Autre tendance : pour conquérir leurs salariés, les entreprises habillent leurs locaux d'éléments qui rappellent fortement l'univers domestique : couleurs vives, matériaux nobles, canapés dans les couloirs, sans compter, parfois, comme chez Laser (société détenue par les Galeries Lafayette et Cetelem), l'introduction d'oeuvres d'art et de design. Et l'esthétisme ne coûte pas forcément plus cher ! « Les sociétés françaises commencent tout juste à le comprendre.
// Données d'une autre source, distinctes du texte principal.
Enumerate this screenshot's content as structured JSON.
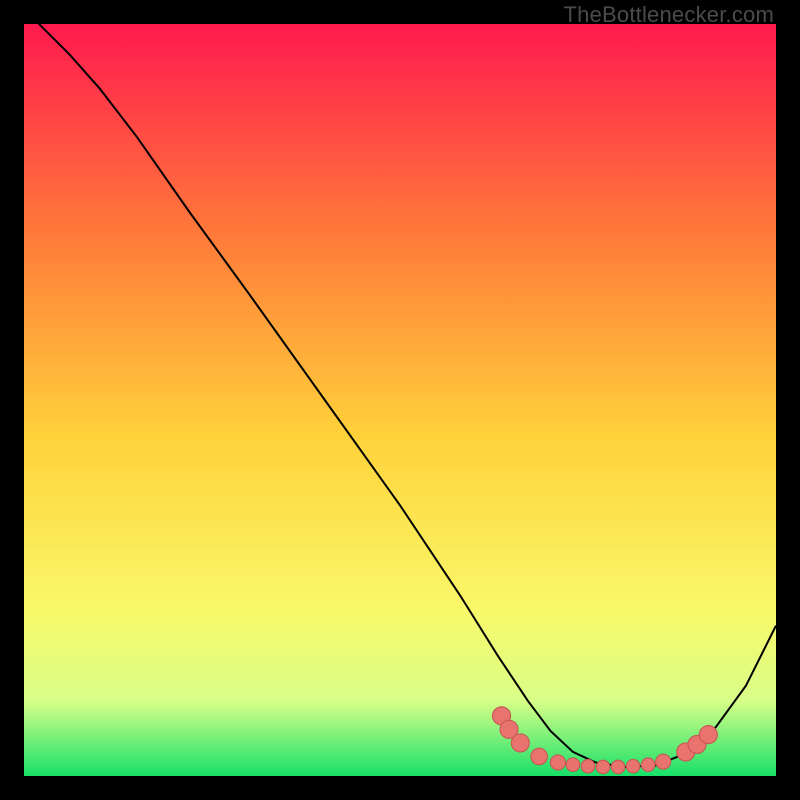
{
  "watermark": "TheBottlenecker.com",
  "colors": {
    "bg_black": "#000000",
    "grad_top": "#ff1a4e",
    "grad_mid_upper": "#ff7a3a",
    "grad_mid": "#ffd23a",
    "grad_mid_lower": "#f9f96a",
    "grad_lower": "#d8ff88",
    "grad_bottom": "#17e069",
    "curve": "#000000",
    "marker_fill": "#e9736f",
    "marker_stroke": "#c75854"
  },
  "chart_data": {
    "type": "line",
    "title": "",
    "xlabel": "",
    "ylabel": "",
    "xlim": [
      0,
      100
    ],
    "ylim": [
      0,
      100
    ],
    "grid": false,
    "legend": null,
    "series": [
      {
        "name": "bottleneck-curve",
        "x": [
          0,
          3,
          6,
          10,
          15,
          22,
          30,
          40,
          50,
          58,
          63,
          67,
          70,
          73,
          76,
          80,
          84,
          88,
          92,
          96,
          100
        ],
        "y": [
          102,
          99,
          96,
          91.5,
          85,
          75,
          64,
          50,
          36,
          24,
          16,
          10,
          6,
          3.2,
          1.8,
          1.2,
          1.4,
          3,
          6.5,
          12,
          20
        ]
      }
    ],
    "markers": [
      {
        "x": 63.5,
        "y": 8.0,
        "r": 1.2
      },
      {
        "x": 64.5,
        "y": 6.2,
        "r": 1.2
      },
      {
        "x": 66.0,
        "y": 4.4,
        "r": 1.2
      },
      {
        "x": 68.5,
        "y": 2.6,
        "r": 1.1
      },
      {
        "x": 71.0,
        "y": 1.8,
        "r": 1.0
      },
      {
        "x": 73.0,
        "y": 1.5,
        "r": 0.9
      },
      {
        "x": 75.0,
        "y": 1.3,
        "r": 0.9
      },
      {
        "x": 77.0,
        "y": 1.2,
        "r": 0.9
      },
      {
        "x": 79.0,
        "y": 1.2,
        "r": 0.9
      },
      {
        "x": 81.0,
        "y": 1.3,
        "r": 0.9
      },
      {
        "x": 83.0,
        "y": 1.5,
        "r": 0.9
      },
      {
        "x": 85.0,
        "y": 1.9,
        "r": 1.0
      },
      {
        "x": 88.0,
        "y": 3.2,
        "r": 1.2
      },
      {
        "x": 89.5,
        "y": 4.2,
        "r": 1.2
      },
      {
        "x": 91.0,
        "y": 5.5,
        "r": 1.2
      }
    ],
    "gradient_stops": [
      {
        "offset": 0.0,
        "key": "grad_top"
      },
      {
        "offset": 0.28,
        "key": "grad_mid_upper"
      },
      {
        "offset": 0.55,
        "key": "grad_mid"
      },
      {
        "offset": 0.78,
        "key": "grad_mid_lower"
      },
      {
        "offset": 0.9,
        "key": "grad_lower"
      },
      {
        "offset": 1.0,
        "key": "grad_bottom"
      }
    ]
  }
}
Elles y ont tout intérêt, car, pour rester concurrentielles, elles doivent conserver un potentiel d'attractivité et savoir ensuite conserver leurs meilleurs éléments », observe le directeur général de DEGW. « Cette notion d'attractivité liée à des aménagements concerne, en priorité, des entreprises des secteurs high- tech et de la connaissance. Cela commence à bouger dans la banque et les assurances », avance Thierry Coste.

Métabolisme des métiers

Le «tout open space» a également du plomb dans l'aile. C'est, selon Jérôme Galletti, associé fondateur de la société Projective, la mort du modèle unique. Les aménagements se pensent, désormais, en fonction de l'ADN des collaborateurs. Le métabolisme des métiers est regardé à la loupe. Mieux : certaines entreprises raisonnent, aujourd'hui, en fonction de la typologie de leurs différents groupes culturels. « A mon sens, explique Jérôme Galletti, l'élément nouveau, c'est l'acceptation de la diversité et du multiculturalisme. Concrètement, une entreprise disposera ses équipes RH dans un univers cloisonné, alors qu'elle consacrera un espace partagé pour un service qui accueille des jeunes créatifs. »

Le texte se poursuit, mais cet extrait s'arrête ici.